TL;DR
You are right. Those relocations just trying to find out what implementation of (not only) libc functions should be used. They are resolved before the main
is executed by the function __libc_start_main
inserted in the binary at the linking time.
I will try to explain how this relocation type works.
The example
I am using this code as reference
//test.c
#include <stdio.h>
#include <string.h>
int main(void)
{
char tmp[10];
char target[10];
fgets(tmp, 10, stdin);
strcpy(target, tmp);
}
compiled with GCC 7.3.1
gcc -O0 -g -no-pie -fno-pie -o test -static test.c
The shorten output of relocation table (readelf -r test
):
Relocation section '.rela.plt' at offset 0x1d8 contains 21 entries:
Offset Info Type Sym.
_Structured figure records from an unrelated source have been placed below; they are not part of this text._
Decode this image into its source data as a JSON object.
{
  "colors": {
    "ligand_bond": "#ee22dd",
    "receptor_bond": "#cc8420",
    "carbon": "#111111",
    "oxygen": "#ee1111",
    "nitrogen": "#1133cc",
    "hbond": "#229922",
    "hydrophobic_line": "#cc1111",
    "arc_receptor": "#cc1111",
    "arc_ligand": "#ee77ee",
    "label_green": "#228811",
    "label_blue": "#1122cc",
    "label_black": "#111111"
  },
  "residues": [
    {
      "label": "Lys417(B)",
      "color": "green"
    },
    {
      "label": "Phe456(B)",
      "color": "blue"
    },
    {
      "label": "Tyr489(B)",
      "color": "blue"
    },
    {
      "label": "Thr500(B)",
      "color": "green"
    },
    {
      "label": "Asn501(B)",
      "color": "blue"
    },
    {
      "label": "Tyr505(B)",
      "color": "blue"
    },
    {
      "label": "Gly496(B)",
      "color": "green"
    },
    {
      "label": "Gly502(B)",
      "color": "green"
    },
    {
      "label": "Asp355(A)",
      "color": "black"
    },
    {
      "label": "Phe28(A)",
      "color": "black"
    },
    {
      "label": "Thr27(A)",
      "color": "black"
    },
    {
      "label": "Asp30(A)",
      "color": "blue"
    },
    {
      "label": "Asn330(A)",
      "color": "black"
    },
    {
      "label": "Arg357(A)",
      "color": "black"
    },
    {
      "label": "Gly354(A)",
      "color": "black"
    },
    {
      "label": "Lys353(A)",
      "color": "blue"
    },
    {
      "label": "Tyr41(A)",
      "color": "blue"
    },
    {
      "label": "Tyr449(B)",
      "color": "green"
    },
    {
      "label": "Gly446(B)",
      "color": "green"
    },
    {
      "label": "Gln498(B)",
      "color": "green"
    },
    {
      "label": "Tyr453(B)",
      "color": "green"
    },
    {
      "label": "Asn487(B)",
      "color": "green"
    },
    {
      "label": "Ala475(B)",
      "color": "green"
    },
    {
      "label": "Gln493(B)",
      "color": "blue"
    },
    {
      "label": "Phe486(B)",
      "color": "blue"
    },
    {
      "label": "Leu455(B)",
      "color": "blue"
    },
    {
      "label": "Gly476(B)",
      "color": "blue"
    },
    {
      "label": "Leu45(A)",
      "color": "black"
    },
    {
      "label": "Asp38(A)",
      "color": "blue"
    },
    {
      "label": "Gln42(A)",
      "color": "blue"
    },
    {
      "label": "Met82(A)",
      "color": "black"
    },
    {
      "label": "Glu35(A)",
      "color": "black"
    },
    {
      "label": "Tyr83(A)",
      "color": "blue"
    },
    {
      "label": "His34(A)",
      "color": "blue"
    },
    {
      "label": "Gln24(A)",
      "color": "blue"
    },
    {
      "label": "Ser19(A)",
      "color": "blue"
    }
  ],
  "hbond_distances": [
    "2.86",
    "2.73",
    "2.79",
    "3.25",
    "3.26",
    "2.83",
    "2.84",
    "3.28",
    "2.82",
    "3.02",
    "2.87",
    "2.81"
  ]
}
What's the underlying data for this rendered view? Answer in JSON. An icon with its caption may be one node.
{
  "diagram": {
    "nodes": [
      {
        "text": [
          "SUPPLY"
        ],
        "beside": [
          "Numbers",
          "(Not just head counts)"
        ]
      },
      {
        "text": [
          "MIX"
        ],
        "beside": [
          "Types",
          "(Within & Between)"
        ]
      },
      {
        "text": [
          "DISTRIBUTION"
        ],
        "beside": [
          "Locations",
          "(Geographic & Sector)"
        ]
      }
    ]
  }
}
Value Sym. Name + Addend
...
00000069bfd8 000000000025 R_X86_64_IRELATIV 415fe0
00000069c018 000000000025 R_X86_64_IRELATIV 416060
The shorten output of the section headers (readelf -S test
):
[Nr] Name Type Address Offset
Size EntSize Flags Link Info Align
...
[19] .got.plt PROGBITS 000000000069c000 0009c000
0000000000000020 0000000000000008 WA 0 0 8
...
It says that .got.plt
section is on the address 0x69c000
.
How is R_X86_64_IRELATIV relocation resolved
Every record in the relocation table contains two important information offset and addend. In the words the addend is pointer to function (also called indirect function) which takes no arguments and returns pointer to function. The returned pointer is placed on the offset from the relocation record.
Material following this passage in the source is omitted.